Sull’ideazione del progetto non c’è molto da dire. Il concept non è originale, è importato “dall’estero”. Rock’n’Roll Club è una catena di locali in franchising, diffusa nel Nord Italia, dedicati alla musica live: come ci sono fast food, parrucchieri, dentisti e farmacie in franchising, così ci sono anche i locali rock in franchising. Un sistema di gestione che sembra collaudato ed efficiente, con una fitta programmazione di date e un circuito di artisti comune. Un sistema di successo, pare, in città come Milano. Ma, calato nella realtà altoatesina, il modello R’n’R Club è quello più adatto a rappresentare le istanze, gli umori, gli interessi e le specificità del territorio locale?
Sul posizionamento nel mercato, la questione è evidentemente molto complessa. Si è partiti con una programmazione molto serrata e ambiziosa, merito e/o colpa di Unclevanja, orientata al rock indipendente. Poi si è ripiegati su una programmazione concentrata nel weekend, con molto metal e una massiccia presenza di cover band. Si puntava a creare il famoso “zoccolo duro” con le cover band di Queen e Metallica? L’idea era di generare cultura e di riaccendere la passione rock con i Ligabuoi? Si pensava di attirare il pubblico giovane con le cover degli Iron Maiden? Si puntava, credo, a sopravvivere. Discorso a parte la programmazione firmata Poison For Souls, al solito variegata e di buon successo, con spazio dato anche alle band locali. Scommetto che il concerto di sabato, con due tra le più interessanti band della provincia, Nolunta’s e Mainfelt, sarà un successo. È questo sarebbe, nonostante tutto, un segnale.
Quanto al tema comunicazione e promozione… Tutto quasi esclusivamente in italiano, col rischio di tagliare fuori gran parte della popolazione altoatesina. Sito scarno e privo di un qualche, anche minimo, approfondimento: niente contributi musicali, niente video, poche foto. Attività social limitata a Facebook e forse non in grado di intercettare l’attenzione dei pubblici giovanili. Affissioni sporadiche e di dubbia qualità (vogliamo parlare delle locandine su Ponte Talvera durante il periodo natalizio?). Da parte nostra, PR sostanzialmente non pervenute, a parte l’invio di qualche spoglio comunicato stampa. Come non pervenute azioni di marketing non convenzionale. In generale, l’impressione è che tutto sia stato pensato – nelle forme e nei linguaggi – senza tenere conto dei gusti e delle pulsioni della generazione 2.0 e di quella che viene da qualcuno chiamata “swag generation”. Rimanendo legati, concettualmente ed emotivamente, ad una visione rock anni ’70.

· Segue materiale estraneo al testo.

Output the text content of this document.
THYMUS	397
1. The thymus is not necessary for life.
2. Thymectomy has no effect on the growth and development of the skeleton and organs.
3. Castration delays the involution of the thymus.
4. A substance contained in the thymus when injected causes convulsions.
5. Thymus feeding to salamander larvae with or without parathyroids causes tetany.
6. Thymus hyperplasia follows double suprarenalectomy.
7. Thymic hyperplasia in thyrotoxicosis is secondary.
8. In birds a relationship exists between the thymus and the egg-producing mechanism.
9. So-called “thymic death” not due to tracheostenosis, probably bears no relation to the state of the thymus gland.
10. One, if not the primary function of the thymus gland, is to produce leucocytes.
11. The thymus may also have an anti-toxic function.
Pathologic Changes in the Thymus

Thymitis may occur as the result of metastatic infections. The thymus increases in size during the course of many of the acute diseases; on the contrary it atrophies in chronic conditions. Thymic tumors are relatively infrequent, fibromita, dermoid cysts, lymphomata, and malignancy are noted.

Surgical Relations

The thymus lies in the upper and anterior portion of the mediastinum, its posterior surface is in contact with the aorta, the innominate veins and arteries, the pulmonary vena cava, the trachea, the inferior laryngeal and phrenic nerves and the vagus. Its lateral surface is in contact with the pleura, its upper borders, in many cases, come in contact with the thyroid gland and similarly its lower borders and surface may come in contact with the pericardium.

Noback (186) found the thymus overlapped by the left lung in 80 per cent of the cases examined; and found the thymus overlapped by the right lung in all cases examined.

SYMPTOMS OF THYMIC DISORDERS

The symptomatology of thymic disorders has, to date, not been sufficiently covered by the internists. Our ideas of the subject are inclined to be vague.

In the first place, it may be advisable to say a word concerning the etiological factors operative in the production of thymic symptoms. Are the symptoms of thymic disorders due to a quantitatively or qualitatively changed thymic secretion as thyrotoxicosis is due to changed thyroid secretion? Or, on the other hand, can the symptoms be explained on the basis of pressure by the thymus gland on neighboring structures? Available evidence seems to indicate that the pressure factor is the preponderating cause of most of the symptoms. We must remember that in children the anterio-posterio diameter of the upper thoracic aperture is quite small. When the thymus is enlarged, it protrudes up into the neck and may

A Bolzano, così non si va molto lontani. Intendiamoci: non è un picnic, è un lavoro molto complesso! Occorre metodo, ampia visione, legame con gli stili e i trend della vita contemporanea. La connessione con il pubblico giovanile non s’improvvisa, non è automatica: non la si può pretendere, va costruita nel tempo. Un movimento rock non si diffonde in città con un battito di ciglia. Forse Bolzano non ha nemmeno bisogno di un locale rock, più probabilmente ha bisogno di un progetto. Certo, però, di questo passo a Bolzano “rock is deader than dead”.